Bankers and insurance executives are meeting in Paris today to press ahead with efforts to restructure Greece's government debt into a more manageable repayment time frame.
The Paris meeting is being chaired by Charles Dallara, managing director of the Institute of International Finance -- a banking lobby group.
Sources involved said the meeting is one of a series aimed at hammering out the details of private sector participation in the second Greek bailout.
The bankers will consider a version of the French government plan to roll Greek government bonds that they hold for up to 30 years and will also discuss possible buyback deals, according to sources.
A more informal session was held last night.
The bankers are supportive, or at least resigned, to the outlines of a French government proposal for private-sector lenders volunteering to reloan the majority of cash they are owed by the Greek government back to the country.
The money will be reloaned at higher interest rates than Greece currently pays, but at less than the market would command today.

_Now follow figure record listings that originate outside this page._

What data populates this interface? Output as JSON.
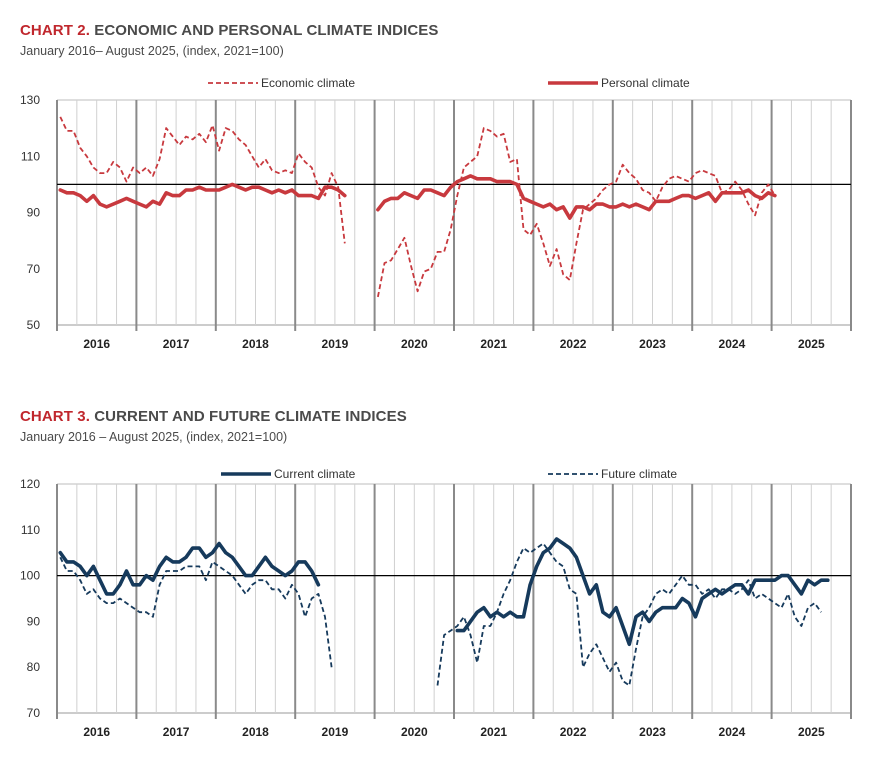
{
  "charts": [
    {
      "title_number": "CHART 2.",
      "title_rest": " ECONOMIC AND PERSONAL CLIMATE INDICES",
      "subtitle": "January 2016– August 2025, (index, 2021=100)"
    },
    {
      "title_number": "CHART 3.",
      "title_rest": " CURRENT AND FUTURE CLIMATE INDICES",
      "subtitle": "January 2016 – August 2025, (index, 2021=100)"
    }
  ],
  "colors": {
    "red": "#c8393e",
    "navy": "#163a5c",
    "grid": "#d0d0d0",
    "year_line": "#8a8a8a",
    "ref_line": "#000000"
  },
  "chart_data": [
    {
      "type": "line",
      "title": "CHART 2. ECONOMIC AND PERSONAL CLIMATE INDICES",
      "subtitle": "January 2016– August 2025, (index, 2021=100)",
      "x_years": [
        "2016",
        "2017",
        "2018",
        "2019",
        "2020",
        "2021",
        "2022",
        "2023",
        "2024",
        "2025"
      ],
      "x_unit": "quarter",
      "ylim": [
        50,
        130
      ],
      "yticks": [
        "50",
        "70",
        "90",
        "110",
        "130"
      ],
      "reference_line": 100,
      "legend_position": "top",
      "series": [
        {
          "name": "Economic climate",
          "style": "dashed",
          "color": "#c8393e",
          "segments": [
            [
              124,
              119,
              119,
              113,
              110,
              106,
              104,
              104,
              108,
              106,
              101,
              106,
              104,
              106,
              103,
              109,
              120,
              117,
              114,
              117,
              116,
              118,
              115,
              121,
              112,
              120,
              119,
              116,
              114,
              110,
              106,
              109,
              105,
              104,
              105,
              104,
              111,
              108,
              106,
              99,
              96,
              104,
              99,
              79
            ],
            [
              60,
              72,
              73,
              77,
              81,
              71,
              62,
              69,
              70,
              76,
              76,
              84,
              96,
              106,
              108,
              110,
              120,
              119,
              117,
              118,
              108,
              109,
              84,
              82,
              86,
              79,
              71,
              77,
              68,
              66,
              79,
              91,
              93,
              95,
              98,
              100,
              101,
              107,
              104,
              102,
              98,
              97,
              94,
              99,
              102,
              103,
              102,
              101,
              104,
              105,
              104,
              103,
              97,
              98,
              101,
              98,
              93,
              89,
              97,
              100,
              96
            ]
          ],
          "segment_start_quarter": [
            0,
            16
          ]
        },
        {
          "name": "Personal climate",
          "style": "solid",
          "color": "#c8393e",
          "segments": [
            [
              98,
              97,
              97,
              96,
              94,
              96,
              93,
              92,
              93,
              94,
              95,
              94,
              93,
              92,
              94,
              93,
              97,
              96,
              96,
              98,
              98,
              99,
              98,
              98,
              98,
              99,
              100,
              99,
              98,
              99,
              99,
              98,
              97,
              98,
              97,
              98,
              96,
              96,
              96,
              95,
              99,
              99,
              98,
              96
            ],
            [
              91,
              94,
              95,
              95,
              97,
              96,
              95,
              98,
              98,
              97,
              96,
              99,
              101,
              102,
              103,
              102,
              102,
              102,
              101,
              101,
              101,
              100,
              95,
              94,
              93,
              92,
              93,
              91,
              92,
              88,
              92,
              92,
              91,
              93,
              93,
              92,
              92,
              93,
              92,
              93,
              92,
              91,
              94,
              94,
              94,
              95,
              96,
              96,
              95,
              96,
              97,
              94,
              97,
              97,
              97,
              97,
              98,
              96,
              95,
              97,
              96
            ]
          ],
          "segment_start_quarter": [
            0,
            16
          ]
        }
      ]
    },
    {
      "type": "line",
      "title": "CHART 3. CURRENT AND FUTURE CLIMATE INDICES",
      "subtitle": "January 2016 – August 2025, (index, 2021=100)",
      "x_years": [
        "2016",
        "2017",
        "2018",
        "2019",
        "2020",
        "2021",
        "2022",
        "2023",
        "2024",
        "2025"
      ],
      "x_unit": "quarter",
      "ylim": [
        70,
        120
      ],
      "yticks": [
        "70",
        "80",
        "90",
        "100",
        "110",
        "120"
      ],
      "reference_line": 100,
      "legend_position": "top",
      "series": [
        {
          "name": "Current climate",
          "style": "solid",
          "color": "#163a5c",
          "segments": [
            [
              105,
              103,
              103,
              102,
              100,
              102,
              99,
              96,
              96,
              98,
              101,
              98,
              98,
              100,
              99,
              102,
              104,
              103,
              103,
              104,
              106,
              106,
              104,
              105,
              107,
              105,
              104,
              102,
              100,
              100,
              102,
              104,
              102,
              101,
              100,
              101,
              103,
              103,
              101,
              98
            ],
            [
              88,
              88,
              90,
              92,
              93,
              91,
              92,
              91,
              92,
              91,
              91,
              98,
              102,
              105,
              106,
              108,
              107,
              106,
              104,
              100,
              96,
              98,
              92,
              91,
              93,
              89,
              85,
              91,
              92,
              90,
              92,
              93,
              93,
              93,
              95,
              94,
              91,
              95,
              96,
              97,
              96,
              97,
              98,
              98,
              96,
              99,
              99,
              99,
              99,
              100,
              100,
              98,
              96,
              99,
              98,
              99,
              99
            ]
          ],
          "segment_start_quarter": [
            0,
            20
          ]
        },
        {
          "name": "Future climate",
          "style": "dashed",
          "color": "#163a5c",
          "segments": [
            [
              104,
              101,
              101,
              99,
              96,
              97,
              95,
              94,
              94,
              95,
              94,
              93,
              92,
              92,
              91,
              98,
              101,
              101,
              101,
              102,
              102,
              102,
              99,
              103,
              102,
              101,
              100,
              98,
              96,
              98,
              99,
              99,
              97,
              97,
              95,
              98,
              96,
              91,
              95,
              96,
              91,
              80
            ],
            [
              76,
              87,
              88,
              89,
              91,
              87,
              81,
              89,
              89,
              92,
              96,
              99,
              103,
              106,
              105,
              106,
              107,
              105,
              103,
              102,
              97,
              96,
              80,
              83,
              85,
              82,
              79,
              81,
              77,
              76,
              84,
              91,
              93,
              96,
              97,
              96,
              98,
              100,
              98,
              98,
              96,
              97,
              95,
              97,
              97,
              96,
              97,
              99,
              95,
              96,
              95,
              94,
              93,
              96,
              91,
              89,
              93,
              94,
              92
            ]
          ],
          "segment_start_quarter": [
            0,
            19
          ]
        }
      ]
    }
  ]
}
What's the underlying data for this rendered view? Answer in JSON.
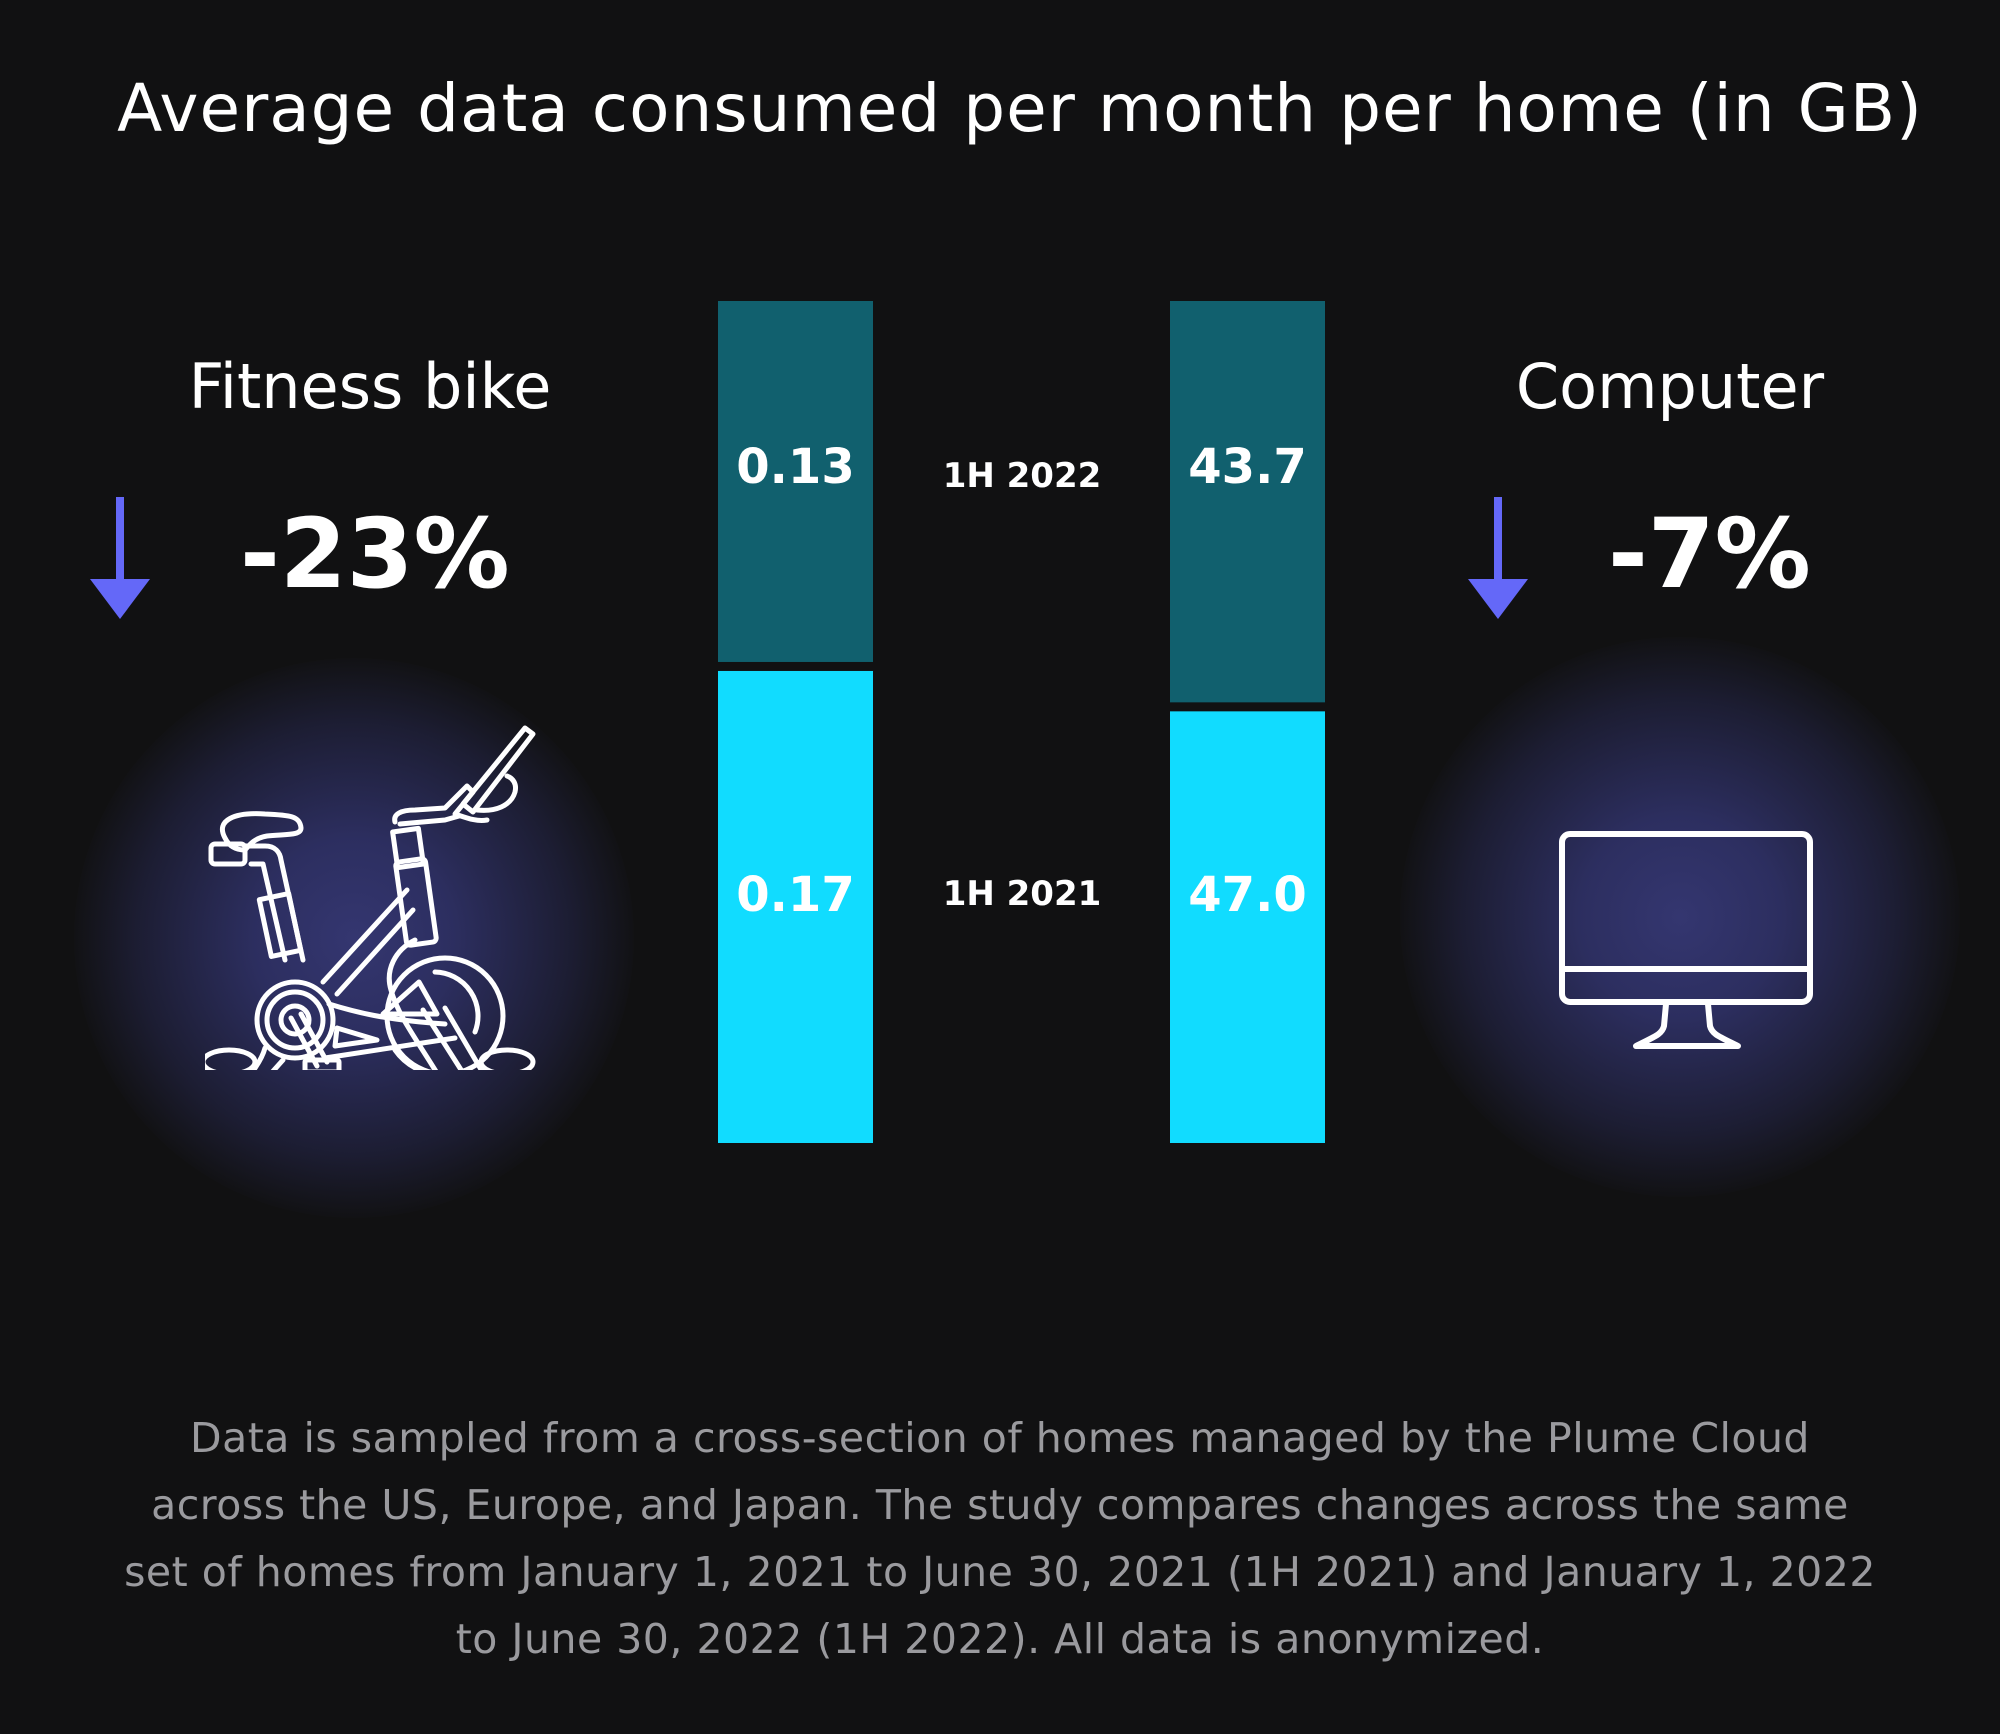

The new bonds will benefit from extra security -- possibly including a claim on a pool of high-quality European Union-backed bonds. The bankers' concern now is to ensure a deal is structured to avoid triggering adverse accounting treatment of the new bonds.
Analysts say it is also clear the European Central Bank (ECB) will cherry-pick the best rating it can find for Greece to facilitate the French-style plan.
On Monday, markets were weaker after ratings agency S&P said it was likely to treat the French plan as a selective (ie limited) default.
Yesterday, German Chancellor Angela Merkel indicated that decisions by rating agencies would not be allowed to block a deal on Greece.
"As far as the rating agencies are concerned, I think it's important that we -- and by this I mean primarily the troika, the IMF, the European Central Bank and the EU commission -- don't surrender our own ability to judge," Ms Merkel told reporters in Berlin yesterday.
With so many moving parts still in play, bond markets remain volatile.
Irish 10-year government bonds traded very slightly better last night, closing at a yield of 11.309pc, while Greek bonds were more than half a per cent weaker at 25.95pc.